Then basically you look for groupings of 1s and 0s, and when you find a grouping, you can figure out a less expensive or an easier way to represent the logic. This may look like severance to some of you. I started using this all the time to simplify all these if statements I could never understand, and then all of a sudden, the logic became more understandable to me and I could make changes without fear. It became a tool I used a lot. There are a lot of things that I learned that I never thought I’d use again. I have used calculus in my day job, definitely discrete math. I’ve had the misfortune of having to use assembly language twice in my career. Then the speed of light is something that I like to say plagues me constantly. Comes up in my job all the time.
The New Tech Landscape
Having a solid foundation of math, physics, computer science has really helped me in my career over the last now 25 years. I find myself in this new tech landscape where we’re seeing things like the end of zero rate interest policy. Zero interest rate policy lead to companies wanting to cut costs. We have a whole collection of geopolitical and economic challenges. There’s this promise of AI/ML, and how large language models are going to make a single engineer be able to do the work of 10 or whatever, and all of that is also creating high demand and resource constraints on computer chips. I have to pause for a minute and acknowledge that this isn’t the first time we felt seismic shifts in tech.
Raise your hand if you were in the tech industry during the 2008 financial crisis? Keep it up if you were in there for the dot-com bubble bursting. For those of you with your hand up, like me, I felt like a lot of big ups and downs during those times. However, that last graph was not drawn to scale. The graph of employment over that time looks more like this. While there are dips, things keep going up. Here are the numbers. In 2000, we had 1.25 million, some sort of software or hardware professional. In 2002, it was 1.15 million, there’s a drop there. If you were one of those folks that lost your job as a result, it sucked. I don’t want to be dismissive of the real impact these things have on people. What’s interesting is we recovered. By 2008, it was 1.5 million. By 2020, it was 2.75 million. Now we’re sitting roughly around 3 million with projections that it’s going to continue to grow.
In fact, just recently, the Wall Street Journal said 200,000 roughly new jobs were created in tech in the month of March. I do have to acknowledge these numbers are rough. This stuff is hard to count. I actually downloaded data from the U.S. Bureau of Labor Statistics and I had to open all the zip files and pull out all the spreadsheets and then count things. It was not easy. Do you want to know why? Job titles kept changing every year. What it meant to be a software engineer or a computer professional changed all the time. That’s the point that I’m going to make in this talk is that our jobs are changing. That’s why it feels weird right now is that, like we have some jobs in the industry that are going to just shift to completely different work.

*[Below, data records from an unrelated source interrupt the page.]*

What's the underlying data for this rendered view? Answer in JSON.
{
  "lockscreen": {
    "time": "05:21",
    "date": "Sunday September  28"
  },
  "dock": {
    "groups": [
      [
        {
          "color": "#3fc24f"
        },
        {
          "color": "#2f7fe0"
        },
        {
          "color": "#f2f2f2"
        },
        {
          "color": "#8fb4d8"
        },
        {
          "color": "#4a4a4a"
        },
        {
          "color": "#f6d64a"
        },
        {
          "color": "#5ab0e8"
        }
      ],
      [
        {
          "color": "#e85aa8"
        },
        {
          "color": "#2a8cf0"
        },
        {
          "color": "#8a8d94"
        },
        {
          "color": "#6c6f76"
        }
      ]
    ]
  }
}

This is the thing that happens when new technology comes along and makes things more efficient, makes people more productive. Jobs change. As a thought experiment, let’s imagine what happens if AI/ML really does live up to its promise. Let’s just say that using coding assistants and large language models, we are able to produce so much more code. Engineers are so much more productive that really you have this magnifying effect where one engineer can now do the work of 10 or 20. What would you think would happen? The Jevons Paradox tells us that as we make some resource more efficient to use through technology, that it actually creates more demand. That people use more of that resource. We can think of software or code as this resource in question. Since Jevons Paradox says efficiency increases demand, what we’re going to see is that people are going to find more reasons to use something like software when it becomes more efficient to do so.

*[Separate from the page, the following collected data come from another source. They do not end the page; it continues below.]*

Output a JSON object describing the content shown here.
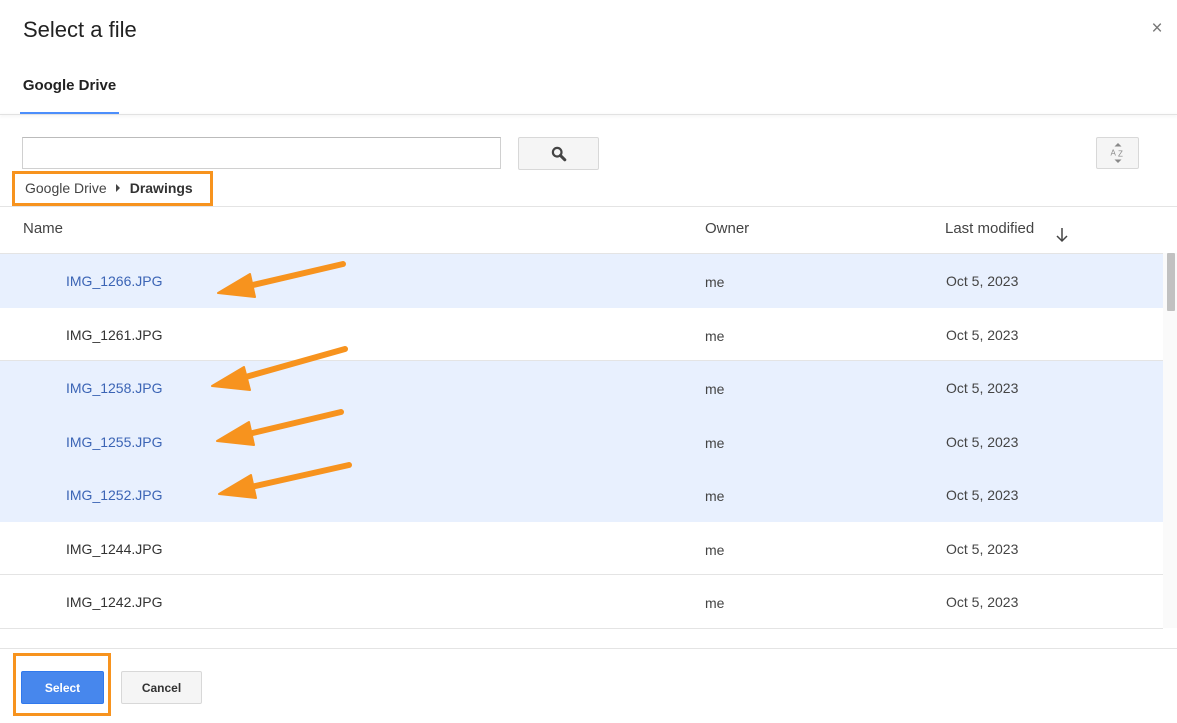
{
  "dialog": {
    "title": "Select a file",
    "close_glyph": "×"
  },
  "tabs": [
    {
      "label": "Google Drive",
      "active": true
    }
  ],
  "search": {
    "value": "",
    "placeholder": ""
  },
  "breadcrumb": {
    "root": "Google Drive",
    "current": "Drawings"
  },
  "columns": {
    "name": "Name",
    "owner": "Owner",
    "last_modified": "Last modified",
    "sort": "descending"
  },
  "files": [
    {
      "name": "IMG_1266.JPG",
      "owner": "me",
      "modified": "Oct 5, 2023",
      "selected": true
    },
    {
      "name": "IMG_1261.JPG",
      "owner": "me",
      "modified": "Oct 5, 2023",
      "selected": false
    },
    {
      "name": "IMG_1258.JPG",
      "owner": "me",
      "modified": "Oct 5, 2023",
      "selected": true
    },
    {
      "name": "IMG_1255.JPG",
      "owner": "me",
      "modified": "Oct 5, 2023",
      "selected": true
    },
    {
      "name": "IMG_1252.JPG",
      "owner": "me",
      "modified": "Oct 5, 2023",
      "selected": true
    },
    {
      "name": "IMG_1244.JPG",
      "owner": "me",
      "modified": "Oct 5, 2023",
      "selected": false
    },
    {
      "name": "IMG_1242.JPG",
      "owner": "me",
      "modified": "Oct 5, 2023",
      "selected": false
    }
  ],
  "footer": {
    "select_label": "Select",
    "cancel_label": "Cancel"
  },
  "icons": {
    "search": "search-icon",
    "sort": "sort-az-icon",
    "sort_direction": "arrow-down-icon",
    "breadcrumb_separator": "caret-right-icon",
    "annotation": "orange-arrow-icon"
  },
  "colors": {
    "accent": "#4d90fe",
    "selected_row": "#e8f0fe",
    "selected_text": "#3b64b5",
    "primary_button": "#4787ed",
    "annotation": "#f7931e"
  }
}
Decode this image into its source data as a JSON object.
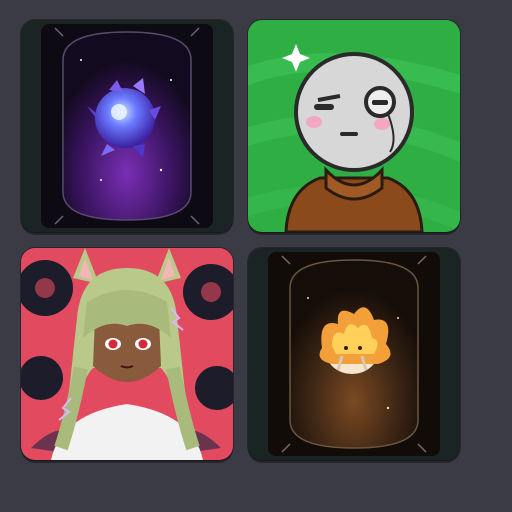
{
  "gallery": {
    "items": [
      {
        "subject": "purple-crystal-orb-card",
        "colors": {
          "bg": "#1a2422",
          "card": "#120a1e",
          "glow": "#6a2a9c",
          "gem": "#5a4fe6"
        }
      },
      {
        "subject": "monocle-character-avatar",
        "colors": {
          "bg": "#2fae44",
          "face": "#d7d7d7",
          "sweater": "#8a4a1c"
        }
      },
      {
        "subject": "fox-eared-anime-girl-avatar",
        "colors": {
          "bg": "#e24a5f",
          "hair": "#b8c98a",
          "skin": "#8a5a3c",
          "eyes": "#d22a3a"
        }
      },
      {
        "subject": "flame-spirit-creature-card",
        "colors": {
          "bg": "#1a2422",
          "card": "#1a120c",
          "glow": "#6a3a1a",
          "flame": "#f3a03a"
        }
      }
    ]
  }
}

As an example, I take a lot more pictures with my phone than I ever did when I had to pay for film. If we follow this thought experiment through to conclusion, what we’re going to see is that as software gets cheaper to build, whole new applications and features we never thought possible will be built now. Those new applications and features will create demand for engineers.
The Curse of Knowledge
This is not an AI/ML talk. It is what is promised, which is a talk about engineering leadership through these times of change. Obviously, I can’t talk about what’s going on right now if I don’t talk about AI/ML, because it is a big influence on how our jobs will look different. To talk about how our jobs are going to look different, I’m going to start with laying a little foundation. I’m going to talk about a concept called the curse of knowledge. The curse of knowledge is a very simple model for how to think about human knowledge. In this case, it’s both knowledge and skills. It has two dimensions. The first dimension is your competence. On one side of it, you use incompetence, the other side of it is competence. You fall somewhere on that spectrum. Then you also have your consciousness. This is not like, how awake are you? It’s more about, how aware are you of your own skills and knowledge?

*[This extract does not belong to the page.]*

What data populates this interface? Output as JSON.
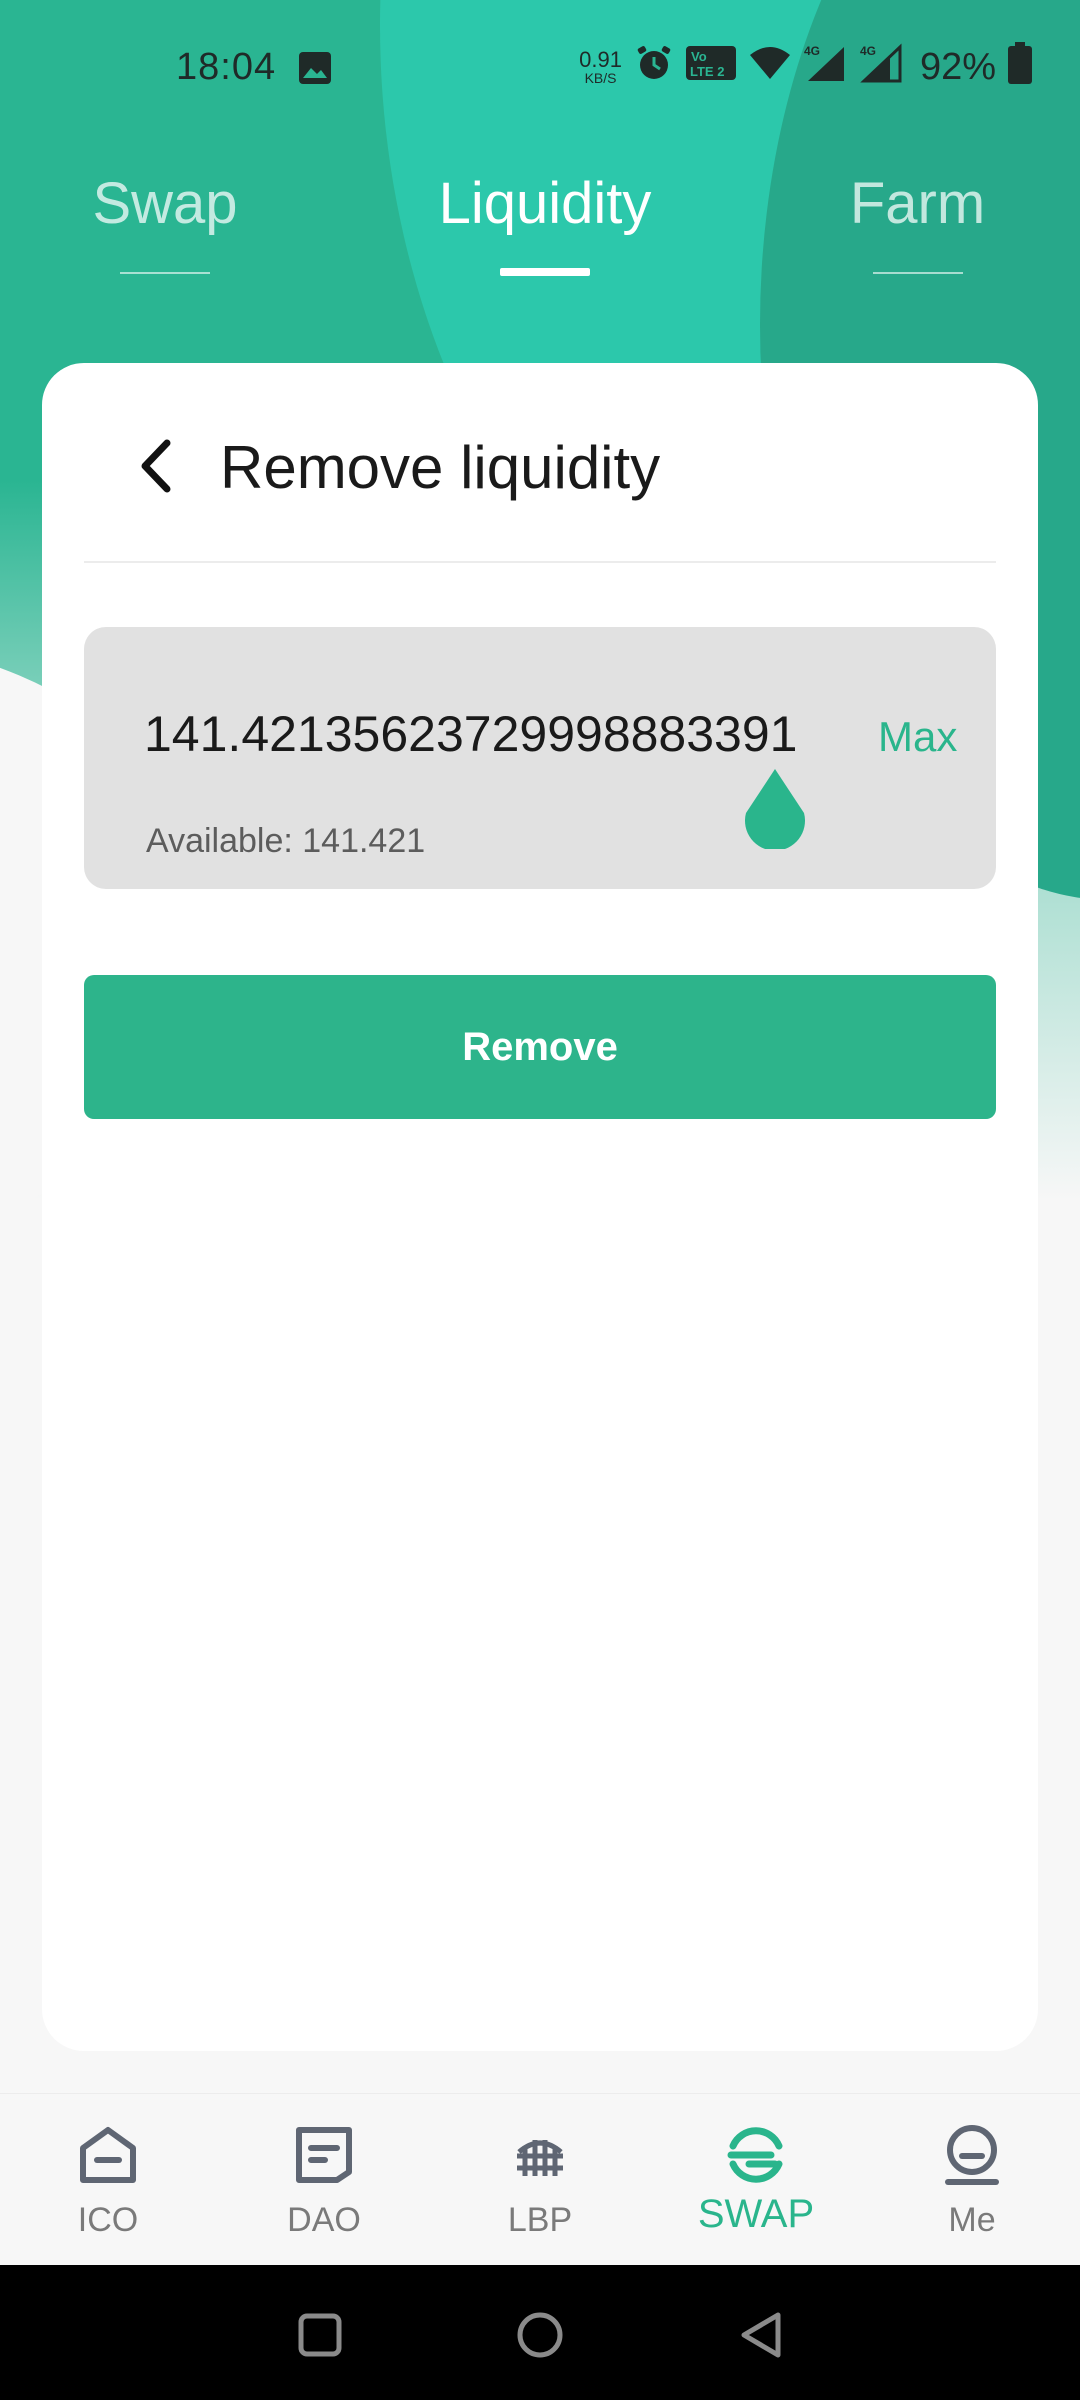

At the bottom, you’re completely unaware, you have no idea. At the top, you’re really self-aware. In this case, incompetence does not mean a judgment. It’s not a bad thing. It’s just we all have some things in life that we’re incompetent at. For example, I suck at basketball. I am aware of that, though, so that’s good. I also used to work in medical software, so I know just enough about medicine to be annoying to doctors, but not enough to not have to go. Then, I think I’m really good at cooking a chicken. We take that two-dimensional model, and we actually stack it like a pyramid. At the bottom of the pyramid is all of the things that we are unconsciously incompetent about. These are all the things that you don’t know what you don’t know. Because the world is so big and there’s so much stuff out there, this is most things, let’s just be honest.
If you know that you don’t know something and you develop curiosity, you can move up the pyramid to the things where you at least know you don’t know something, you’re actually aware. If you keep learning, you can move up to the conscious competence part, which means now you understand something, you know it, you have the skills, and most importantly, you can explain how you know it. This is really important when you’re mentoring or teaching others. You have to be able to explain the knowledge that you have.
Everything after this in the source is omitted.